Awareness helps primary doctors prevent patients' suicide

Although few of their patients commit suicide in a year, primary care physicians should use office visits to note possible risk factors for suicidal behavior, bolstered by candid discussions if needed, according to a review of recent research.

“Primary care physicians are urged to consider the complex, subtle and even convoluted ways in which depressed patients and others overtly or covertly seek and respond to help when experiencing death wishes,” says lead study author Herbert C. Schulberg, Ph.D., M.S.Hyg., of Weill Medical College, Cornell University in White Plains, N.Y.

The research appears in the journal General Hospital Psychiatry.

Suicide caused the death of 30,622 people in 2001, according to the U.S. Centers for Disease Control and Prevention. Some populations are at greater risk, however. The highest suicide rate is among white men age 65 years or older, and suicide is the third-leading cause of death among young people age 15 to 24.

Although patient suicide rates are under 1 percent per year for the average doctor, studies have shown that 45 percent of victims had visited their primary care physicians in the month before killing themselves, Schulberg reports. The role of primary care physicians is important because only 14 percent of patients who commit suicide were seeing a psychiatrist or mental health professional at the time.

Discerning potential suicides from other patients isn’t simple, Schulberg says: “Visit patterns per se are not thought to be sufficiently distinctive to alert physicians to their patients’ death wishes.”

Doctors should always note major risk factors like prior suicide attempts, depression, a history of severe mental illness or alcohol and drug abuse. As many as a third of people who commit suicide have some serious physical illness, but most of them do not.

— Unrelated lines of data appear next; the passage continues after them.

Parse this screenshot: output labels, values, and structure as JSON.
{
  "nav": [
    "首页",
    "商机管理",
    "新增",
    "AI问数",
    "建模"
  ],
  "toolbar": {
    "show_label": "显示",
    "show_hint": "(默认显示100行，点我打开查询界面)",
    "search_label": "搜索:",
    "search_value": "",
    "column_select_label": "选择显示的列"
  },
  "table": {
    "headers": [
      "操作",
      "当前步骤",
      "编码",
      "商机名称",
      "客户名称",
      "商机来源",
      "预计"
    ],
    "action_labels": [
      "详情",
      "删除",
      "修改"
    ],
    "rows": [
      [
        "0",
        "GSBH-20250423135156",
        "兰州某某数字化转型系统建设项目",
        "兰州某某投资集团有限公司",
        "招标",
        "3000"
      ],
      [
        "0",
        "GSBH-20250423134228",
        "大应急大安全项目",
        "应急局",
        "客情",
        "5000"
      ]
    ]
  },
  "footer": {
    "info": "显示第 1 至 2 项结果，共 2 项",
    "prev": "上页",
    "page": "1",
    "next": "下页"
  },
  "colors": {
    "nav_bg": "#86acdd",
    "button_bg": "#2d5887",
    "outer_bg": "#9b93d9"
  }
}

Given that there are so few suicides among patients each year, screening all patients would be a waste of time for doctors, the U.S. Preventive Services Task Force says. However, questioning a patient with some of these risk factors may reveal suicidal thinking.

Many doctors fear that openly addressing the issue of suicide in depressed patients may trigger suicidal thoughts or action, Schulberg says. But directly asking them, “Are you feeling suicidal?” may often be as useful as a more formal clinical interview, he says.

With older patients, doctors may want to open discussions by addressing end-of-life issues.

“The physician can possibly uncover feelings of depression, fear of pain, unwillingness to suffer, and associated plans for self-initiated life-ending behaviors that would otherwise remain unnoted,” he says. They should also ask elderly patients about prescription medications which might be misused and about the availability of firearms.

Both psychotherapy and antidepressant medications can help depressed, potentially suicidal patients, he says. Suicide rates decline in populations using antidepressants, and many of these patients can be successfully managed by non-psychiatrists.

“Primary care physicians can successfully be trained to prescribe antidepressants within guideline standards and to achieve clinical outcomes matching those obtained by psychiatrists,” he says.

Schulberg also suggests that a nurse or social worker may take over some follow-up tasks for the physician, given the demands on the latter’s time. These “case managers” can maintain in-person or telephone contact with the patient and observe whether suicidal thinking has changed and if patients are taking medications properly.

Much more research is needed to confirm suicide prevention strategies and clinical interventions in primary care, Schulberg says. In the meantime, coupling the risk factors for suicide with an understanding of the patient’s specific life circumstances may help physicians decide on when and how to intervene with potentially suicidal patients.

This study was supported by a grant from the John D. and Catherine T. MacArthur Foundation, which also funds the Health Behavior News Service.